Les réalités de 1945 ne sont plus celles d’aujourd’hui. La représentation au Conseil de sécurité des pays émergents (Chine, Brésil, Afrique) est désormais à l’ordre du jour. Faisons en sorte que l’équilibre du monde soit reflété par l’organe le plus représentatif jusqu’à ce jour du monde ; cet organe qui a été créé au sortir de la Seconde Guerre mondiale pour que, plus jamais, disaient les fondateurs, le fléau de la guerre ne soit toléré dans le monde.
L.L.D. : La participation du Président John Agyekum Kufuor au Sommet France-Afrique en février dernier témoigne de son attachement à développer la coopération entre les deux pays. Quelle place la France peut-elle occuper au Ghana, tant au plan de la coopération que des échanges économiques ?
S.E.Prof A.O.S. : Je crois avoir déjà répondu, ne serait-ce que partiellement, à cette question au début de cet entretien.
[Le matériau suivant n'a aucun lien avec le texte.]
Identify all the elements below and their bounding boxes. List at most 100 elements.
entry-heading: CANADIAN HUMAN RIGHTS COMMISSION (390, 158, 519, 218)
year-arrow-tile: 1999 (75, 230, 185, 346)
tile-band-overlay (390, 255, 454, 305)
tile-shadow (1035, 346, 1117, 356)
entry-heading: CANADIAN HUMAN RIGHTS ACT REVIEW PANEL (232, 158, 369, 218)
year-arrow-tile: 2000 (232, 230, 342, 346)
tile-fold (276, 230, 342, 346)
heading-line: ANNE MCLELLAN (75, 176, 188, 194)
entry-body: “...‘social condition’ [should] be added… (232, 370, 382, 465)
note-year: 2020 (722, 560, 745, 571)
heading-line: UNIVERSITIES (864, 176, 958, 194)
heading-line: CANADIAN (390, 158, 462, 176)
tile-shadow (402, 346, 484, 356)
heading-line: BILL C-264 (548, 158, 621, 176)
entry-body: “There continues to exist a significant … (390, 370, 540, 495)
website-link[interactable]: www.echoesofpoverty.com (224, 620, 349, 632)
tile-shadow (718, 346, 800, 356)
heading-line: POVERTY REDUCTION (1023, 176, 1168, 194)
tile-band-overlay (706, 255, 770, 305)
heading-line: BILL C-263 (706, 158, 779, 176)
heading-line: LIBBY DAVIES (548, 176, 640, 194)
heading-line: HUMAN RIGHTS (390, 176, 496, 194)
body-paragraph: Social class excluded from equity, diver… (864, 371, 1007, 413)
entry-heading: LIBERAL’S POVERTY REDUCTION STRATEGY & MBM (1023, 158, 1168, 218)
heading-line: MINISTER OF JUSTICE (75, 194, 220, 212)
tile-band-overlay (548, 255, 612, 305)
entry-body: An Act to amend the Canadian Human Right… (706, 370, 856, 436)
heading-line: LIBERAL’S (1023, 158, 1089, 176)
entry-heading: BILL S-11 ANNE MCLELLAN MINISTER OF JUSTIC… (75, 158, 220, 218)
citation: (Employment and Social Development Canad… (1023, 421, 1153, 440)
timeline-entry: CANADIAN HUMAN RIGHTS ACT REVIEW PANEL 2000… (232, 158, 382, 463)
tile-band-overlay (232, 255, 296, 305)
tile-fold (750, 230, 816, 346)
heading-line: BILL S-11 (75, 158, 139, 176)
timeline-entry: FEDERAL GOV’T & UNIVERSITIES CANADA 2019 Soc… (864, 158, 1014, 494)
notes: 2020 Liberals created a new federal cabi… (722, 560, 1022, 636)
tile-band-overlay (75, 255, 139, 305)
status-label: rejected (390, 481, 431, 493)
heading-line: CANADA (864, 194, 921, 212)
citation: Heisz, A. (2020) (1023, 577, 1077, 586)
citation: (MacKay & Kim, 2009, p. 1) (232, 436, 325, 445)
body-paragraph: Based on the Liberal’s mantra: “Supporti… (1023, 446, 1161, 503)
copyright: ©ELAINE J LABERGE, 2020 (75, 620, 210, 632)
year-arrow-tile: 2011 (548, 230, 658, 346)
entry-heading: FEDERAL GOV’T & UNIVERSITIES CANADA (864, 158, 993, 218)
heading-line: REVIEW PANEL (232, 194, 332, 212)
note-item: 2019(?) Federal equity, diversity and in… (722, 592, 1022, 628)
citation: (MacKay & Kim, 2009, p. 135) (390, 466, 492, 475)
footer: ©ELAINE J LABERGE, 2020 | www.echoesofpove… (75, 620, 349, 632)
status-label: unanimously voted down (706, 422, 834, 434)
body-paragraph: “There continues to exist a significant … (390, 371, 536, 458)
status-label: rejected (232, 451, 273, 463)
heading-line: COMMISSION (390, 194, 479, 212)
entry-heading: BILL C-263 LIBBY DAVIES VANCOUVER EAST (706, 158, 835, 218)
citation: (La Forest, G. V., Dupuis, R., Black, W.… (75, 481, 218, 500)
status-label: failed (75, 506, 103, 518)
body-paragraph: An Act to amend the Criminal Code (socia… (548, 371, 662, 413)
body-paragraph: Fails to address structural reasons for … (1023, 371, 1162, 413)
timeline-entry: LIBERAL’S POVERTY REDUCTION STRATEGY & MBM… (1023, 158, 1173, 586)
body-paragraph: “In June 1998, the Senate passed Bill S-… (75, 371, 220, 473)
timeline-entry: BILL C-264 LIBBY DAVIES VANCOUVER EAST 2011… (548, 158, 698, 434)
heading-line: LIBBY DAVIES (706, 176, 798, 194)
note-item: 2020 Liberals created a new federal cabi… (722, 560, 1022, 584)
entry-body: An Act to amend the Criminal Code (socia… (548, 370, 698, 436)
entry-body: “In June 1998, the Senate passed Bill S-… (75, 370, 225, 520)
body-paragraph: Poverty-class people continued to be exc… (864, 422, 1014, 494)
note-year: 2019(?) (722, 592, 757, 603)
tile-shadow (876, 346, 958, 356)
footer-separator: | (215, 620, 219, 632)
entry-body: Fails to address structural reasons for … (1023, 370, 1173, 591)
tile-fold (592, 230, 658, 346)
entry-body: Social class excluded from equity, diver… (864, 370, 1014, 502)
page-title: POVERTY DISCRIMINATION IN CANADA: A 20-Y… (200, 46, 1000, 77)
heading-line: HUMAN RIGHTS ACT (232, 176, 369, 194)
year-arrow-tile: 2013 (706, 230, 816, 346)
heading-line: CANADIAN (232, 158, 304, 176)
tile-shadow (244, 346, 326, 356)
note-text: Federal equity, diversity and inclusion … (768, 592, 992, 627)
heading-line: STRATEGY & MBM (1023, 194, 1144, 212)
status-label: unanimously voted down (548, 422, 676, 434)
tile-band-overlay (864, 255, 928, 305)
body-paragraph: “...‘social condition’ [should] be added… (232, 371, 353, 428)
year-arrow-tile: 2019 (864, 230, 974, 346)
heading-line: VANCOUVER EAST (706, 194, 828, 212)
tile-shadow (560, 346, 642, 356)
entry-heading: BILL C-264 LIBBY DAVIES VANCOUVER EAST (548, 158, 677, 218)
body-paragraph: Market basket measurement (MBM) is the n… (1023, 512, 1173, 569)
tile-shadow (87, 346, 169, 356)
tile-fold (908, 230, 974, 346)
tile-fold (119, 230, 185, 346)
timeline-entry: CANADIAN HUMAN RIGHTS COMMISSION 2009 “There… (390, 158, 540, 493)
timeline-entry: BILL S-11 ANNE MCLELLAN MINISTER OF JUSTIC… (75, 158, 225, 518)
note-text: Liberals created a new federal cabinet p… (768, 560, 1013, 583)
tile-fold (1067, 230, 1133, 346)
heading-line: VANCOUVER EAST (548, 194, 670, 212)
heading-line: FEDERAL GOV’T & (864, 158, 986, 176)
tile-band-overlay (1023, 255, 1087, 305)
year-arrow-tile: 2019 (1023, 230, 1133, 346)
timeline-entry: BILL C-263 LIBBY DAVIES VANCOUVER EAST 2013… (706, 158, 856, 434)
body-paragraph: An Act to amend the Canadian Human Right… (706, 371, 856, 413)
La France a sa place au Ghana avec la technologie performante dont elle s’est dotée et qui n’est pas à discuter (TGV, Airbus A 380), mais aussi avec ses manières et sa culture pour lesquelles les représentants ghanéens se sont épris. Le dialogue entre peuples, pays et civilisations semble d’ailleurs bien engagé entre la France et le Ghana. Je ne puis, pour ma part, que m’en féliciter.
L.L.D. : Titulaire d’un doctorat en Lettres françaises de l’Université de Strasbourg et passionné de culture francophone, vous devez vous sentir particulièrement impliqué dans le processus d’adhésion du Ghana à l’Organisation internationale de la Francophonie. Comment définiriez-vous les apports du mouvement francophone pour votre pays ?
S.E.Prof A.O.S. : Puis-je faire un aveu ? Lorsque le Président a voulu me nommer à ce poste, nombreux étaient mes compatriotes qui lui ont dit : « Parfait ! Mais, va-t-il faire notre affaire ou l’affaire de la France ? »
Le Président relate cette anecdote avec hilarité et je crois qu’elle résume toute la confiance de mon pays en ma formation universitaire française, en ma famille française, en mon attachement à votre pays. Tout, et ce sera le mot de la fin, devrait faciliter une symbiose entre mon pays et la France.